Ninety-one people who have been close, politically or personally, to the Clintons have died in unusual or unexplained circumstances during the Clintons’ time in Arkansas and national politics
The Deeper Reason Many Intelligent Progressives and Independents Will Not Support Hillary Clinton
Tony Brasunas

Respectfully submitted, this is meaningless without a statistical baseline to compare it to — especially when the timeline is over 4 decades long. If you let any timeline play out long enough, statistically unlikely things happen: & you haven’t even gone the distance yet of showing whether or not this is statistically unlikely. How many unusual deaths were there during the Reagan years, or the Bush years? (the latter would be a better comparison given father and son presidencies, tho you might still have to extrapolate over 40 yrs) How many unusual deaths is an average person connected to in 40 yrs? (bad comparison since Clintons aren’t “average,” but helps anchor some kind of baseline) How many unusual deaths is an average “connector” (in the Malcolm Gladwell sense — someone who explicitly knows a lot of people) close to in a similar time frame?

Without the rigor of that framework we are much more likely to draw on inherent psychological biases to evaluate the probability — for example, my gut intuition would lead me to say, “gee, 91 people even in 40 years feels like a lot because compared to my own life I’ve only experienced the deaths of a fraction of close individuals” — but my intuition is leading me astray here, both because i’m comparing my life from birth to the Clintons’ span of actually working in politics, and because even though i’m a “connector” in my own career my Rolodex is still much smaller & its members less “notable” in the public eye.

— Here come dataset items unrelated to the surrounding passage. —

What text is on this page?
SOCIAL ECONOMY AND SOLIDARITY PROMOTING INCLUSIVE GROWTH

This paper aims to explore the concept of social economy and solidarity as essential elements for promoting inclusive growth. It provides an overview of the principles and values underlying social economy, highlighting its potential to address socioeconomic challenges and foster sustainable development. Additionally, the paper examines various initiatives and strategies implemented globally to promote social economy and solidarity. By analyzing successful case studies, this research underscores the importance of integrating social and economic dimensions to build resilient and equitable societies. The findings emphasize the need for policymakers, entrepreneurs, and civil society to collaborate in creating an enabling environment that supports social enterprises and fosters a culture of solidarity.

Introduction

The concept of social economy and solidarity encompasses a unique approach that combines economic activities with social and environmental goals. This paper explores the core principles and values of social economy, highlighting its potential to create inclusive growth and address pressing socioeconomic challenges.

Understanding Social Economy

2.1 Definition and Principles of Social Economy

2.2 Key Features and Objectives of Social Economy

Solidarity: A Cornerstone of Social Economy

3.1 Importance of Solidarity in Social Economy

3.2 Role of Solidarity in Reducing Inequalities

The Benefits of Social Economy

It’s not a good comparison — but it’s the only one i am able to make because no other comparison set has been provided.

It is reasonable to look at this data and have it trigger our suspicion, but we have to be very careful about drawing out false meaning from it — because it can so easily discredit our other valid arguments. It is easy to do, especially when we have a hypothesis we’re trying to prove. It is entirely possible that this is a valid argument also (that the suspicious deaths are unusual and worth heightened scrutiny), but there’s not enough data being shown here to support it.